The California Arts Commission involves relatively small amounts of funds allocated by the state legislature. This is the mini national endowment for art.

In comparison Orange County’s “Props 10” committee, It is well known that tens of millions of dollars in cigarette tax revenues are distributed in some way, specifically targeting the task, which is determined by the language of the voter-approved initiative, “make children 0-5 and their families healthy and Their family is healthy and ready to learn “By the time they start kindergarten.

Doge reveals over 4 million government credit cards responsible for 90 million transactions

California voters passed Proposal 10 in 1998. As a result, 20% of the funds raised were divided into 10 committees in the state and 80% were allocated to 58 county committees. 80% of the per capita distribution is per capita, so Los Angeles certainly gets the most profit, but Orange County receives a large portion of it every year.

Elon Musk of Congress

Elon Musk leads the government’s Ministry of Efficiency and needs to target the temptation of grant makers. (Photo by Anna Moneymaker/Getty Images)

Every county commission must have a majority of members of the private sector. I raised my hand to be one of the five private sector specialists on our Nine Commissions because that was real money and what I wanted to say is how to spend it.

“Work” requires a monthly meeting of $100 per meeting, no benefits or pensions. (I’m probably one of the few people under the California State University Political Practice Act, who hasn’t accumulated pensions for more than twenty years and has lost money at every meeting.) Among the great professionals, this is the old school public services.

I think at least the Orange County board did a great job – blocking and addressing public health stuff like paying for school nurses, supporting new moms with limited means, etc.
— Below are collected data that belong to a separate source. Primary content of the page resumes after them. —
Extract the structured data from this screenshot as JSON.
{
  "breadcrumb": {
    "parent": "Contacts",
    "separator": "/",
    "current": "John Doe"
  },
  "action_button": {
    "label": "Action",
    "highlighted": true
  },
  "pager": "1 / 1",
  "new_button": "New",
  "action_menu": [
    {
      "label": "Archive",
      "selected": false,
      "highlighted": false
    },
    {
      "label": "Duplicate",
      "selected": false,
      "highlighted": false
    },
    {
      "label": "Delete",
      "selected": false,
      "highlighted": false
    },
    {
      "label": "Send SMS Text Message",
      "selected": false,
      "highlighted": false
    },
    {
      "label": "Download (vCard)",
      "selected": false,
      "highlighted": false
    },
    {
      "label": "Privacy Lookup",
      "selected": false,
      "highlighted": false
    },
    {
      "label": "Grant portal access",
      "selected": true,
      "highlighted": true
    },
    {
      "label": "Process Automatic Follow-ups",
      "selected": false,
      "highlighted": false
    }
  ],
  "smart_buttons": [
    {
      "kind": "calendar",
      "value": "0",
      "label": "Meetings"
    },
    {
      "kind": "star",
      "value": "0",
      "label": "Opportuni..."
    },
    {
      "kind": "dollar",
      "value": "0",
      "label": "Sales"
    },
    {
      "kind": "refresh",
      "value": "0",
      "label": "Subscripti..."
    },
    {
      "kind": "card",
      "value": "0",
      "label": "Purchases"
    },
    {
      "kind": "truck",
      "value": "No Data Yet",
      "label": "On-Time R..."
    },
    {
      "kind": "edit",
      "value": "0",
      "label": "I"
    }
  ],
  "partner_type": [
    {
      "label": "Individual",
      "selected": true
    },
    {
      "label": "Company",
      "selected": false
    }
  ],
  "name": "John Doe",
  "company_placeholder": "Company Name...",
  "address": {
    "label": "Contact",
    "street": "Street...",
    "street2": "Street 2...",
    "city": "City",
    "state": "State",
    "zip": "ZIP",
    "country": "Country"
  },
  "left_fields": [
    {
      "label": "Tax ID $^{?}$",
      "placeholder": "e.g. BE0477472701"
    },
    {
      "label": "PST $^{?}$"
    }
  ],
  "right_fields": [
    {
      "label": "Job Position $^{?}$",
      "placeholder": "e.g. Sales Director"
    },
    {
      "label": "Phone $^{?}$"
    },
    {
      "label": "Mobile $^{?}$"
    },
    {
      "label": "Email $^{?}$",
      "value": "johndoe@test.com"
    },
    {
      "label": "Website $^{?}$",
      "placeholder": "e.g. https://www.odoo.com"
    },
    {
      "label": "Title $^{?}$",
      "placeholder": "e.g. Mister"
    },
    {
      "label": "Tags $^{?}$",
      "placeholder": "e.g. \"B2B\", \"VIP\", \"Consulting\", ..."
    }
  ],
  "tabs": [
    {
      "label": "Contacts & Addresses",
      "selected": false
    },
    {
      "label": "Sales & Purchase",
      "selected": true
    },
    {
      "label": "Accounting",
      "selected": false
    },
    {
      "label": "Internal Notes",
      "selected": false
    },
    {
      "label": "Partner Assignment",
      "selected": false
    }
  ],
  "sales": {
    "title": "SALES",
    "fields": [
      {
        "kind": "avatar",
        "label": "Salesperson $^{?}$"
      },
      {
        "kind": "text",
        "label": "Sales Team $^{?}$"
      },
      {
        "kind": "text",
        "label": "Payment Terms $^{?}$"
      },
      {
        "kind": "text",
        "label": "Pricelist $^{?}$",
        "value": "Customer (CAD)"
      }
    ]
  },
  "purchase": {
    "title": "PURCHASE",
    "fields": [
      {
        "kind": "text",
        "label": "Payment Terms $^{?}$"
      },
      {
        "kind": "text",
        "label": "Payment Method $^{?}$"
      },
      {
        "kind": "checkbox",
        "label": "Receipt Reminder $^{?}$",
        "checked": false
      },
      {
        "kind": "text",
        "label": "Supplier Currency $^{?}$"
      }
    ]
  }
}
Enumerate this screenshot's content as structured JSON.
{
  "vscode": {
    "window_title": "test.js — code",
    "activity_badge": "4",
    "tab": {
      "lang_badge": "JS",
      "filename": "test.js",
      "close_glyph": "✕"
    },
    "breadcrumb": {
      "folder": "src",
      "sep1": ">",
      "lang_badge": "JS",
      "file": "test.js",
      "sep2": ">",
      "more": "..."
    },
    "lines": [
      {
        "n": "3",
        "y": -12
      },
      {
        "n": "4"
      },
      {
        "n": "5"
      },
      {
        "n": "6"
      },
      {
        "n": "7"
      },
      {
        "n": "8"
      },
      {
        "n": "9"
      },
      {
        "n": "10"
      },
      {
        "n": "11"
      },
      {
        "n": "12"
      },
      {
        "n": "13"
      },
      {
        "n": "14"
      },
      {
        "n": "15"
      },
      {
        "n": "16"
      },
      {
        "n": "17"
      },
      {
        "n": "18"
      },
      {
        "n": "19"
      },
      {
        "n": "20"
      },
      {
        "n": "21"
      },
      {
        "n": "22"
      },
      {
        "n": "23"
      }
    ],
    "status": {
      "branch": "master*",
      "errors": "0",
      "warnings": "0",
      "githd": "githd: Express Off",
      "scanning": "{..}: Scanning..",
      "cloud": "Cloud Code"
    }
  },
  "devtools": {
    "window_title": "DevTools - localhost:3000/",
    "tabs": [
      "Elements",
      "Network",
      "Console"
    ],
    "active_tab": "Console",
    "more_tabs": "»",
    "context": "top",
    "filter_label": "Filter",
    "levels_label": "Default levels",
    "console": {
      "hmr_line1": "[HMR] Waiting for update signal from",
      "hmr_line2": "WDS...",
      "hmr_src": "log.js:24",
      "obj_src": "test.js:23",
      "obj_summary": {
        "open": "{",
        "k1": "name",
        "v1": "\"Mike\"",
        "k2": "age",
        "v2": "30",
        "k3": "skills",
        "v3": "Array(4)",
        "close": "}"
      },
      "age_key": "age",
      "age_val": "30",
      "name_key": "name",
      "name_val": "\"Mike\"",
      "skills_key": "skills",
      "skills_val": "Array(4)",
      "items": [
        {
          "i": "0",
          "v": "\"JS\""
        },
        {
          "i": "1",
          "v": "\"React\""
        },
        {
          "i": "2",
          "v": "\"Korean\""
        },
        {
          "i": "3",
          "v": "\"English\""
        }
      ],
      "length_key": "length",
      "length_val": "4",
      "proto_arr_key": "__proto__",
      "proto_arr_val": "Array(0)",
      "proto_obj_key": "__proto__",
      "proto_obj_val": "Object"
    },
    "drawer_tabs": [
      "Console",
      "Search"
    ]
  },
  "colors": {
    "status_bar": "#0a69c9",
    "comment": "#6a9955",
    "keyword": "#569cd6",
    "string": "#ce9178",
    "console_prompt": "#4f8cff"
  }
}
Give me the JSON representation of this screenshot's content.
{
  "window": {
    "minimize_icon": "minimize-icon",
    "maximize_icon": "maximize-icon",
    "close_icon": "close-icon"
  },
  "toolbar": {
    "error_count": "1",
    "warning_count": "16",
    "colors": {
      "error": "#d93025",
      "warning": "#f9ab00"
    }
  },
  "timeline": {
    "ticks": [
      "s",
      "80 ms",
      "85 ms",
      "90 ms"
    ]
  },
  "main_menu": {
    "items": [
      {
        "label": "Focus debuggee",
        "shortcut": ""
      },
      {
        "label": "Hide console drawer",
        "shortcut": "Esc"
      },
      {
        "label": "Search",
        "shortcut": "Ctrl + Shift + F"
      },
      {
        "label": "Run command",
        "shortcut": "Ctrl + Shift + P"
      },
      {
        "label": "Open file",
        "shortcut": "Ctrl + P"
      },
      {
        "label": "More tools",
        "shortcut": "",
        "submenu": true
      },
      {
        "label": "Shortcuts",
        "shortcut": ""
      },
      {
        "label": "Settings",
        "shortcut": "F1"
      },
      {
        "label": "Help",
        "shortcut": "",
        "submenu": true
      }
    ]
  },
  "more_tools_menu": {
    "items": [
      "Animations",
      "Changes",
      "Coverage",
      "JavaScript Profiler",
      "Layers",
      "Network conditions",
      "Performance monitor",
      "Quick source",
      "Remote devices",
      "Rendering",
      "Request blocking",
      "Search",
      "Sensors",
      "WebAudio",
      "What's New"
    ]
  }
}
We reviewed ourselves and brought Bainbridge strategic consultation over 10 years to investigate our past work and our future plans and to propose greater efficiency. The staff is very small. We hire contractors as much as possible. We track pennies.

As long as I can do math, I’m happy to stay in the commission, but I left California in 2016 for Virginia and of course quit. I’m following it from afar. It’s still doing well because it’s meant to resist three great temptations from grantmakers.

The first temptation is that once you get a grant, don’t check the effectiveness of the grant. If the results are not tracked and the performance cannot be measured, then this is a good bet they are not worth reaching. Bainbridge provides the outside world, but from day one, the focus has been on data-based results. If the program does not “work”, it disappears. The first temptation for grantmakers is to never look at the outcome of previous spending. If Doge is doing it At least that’s good.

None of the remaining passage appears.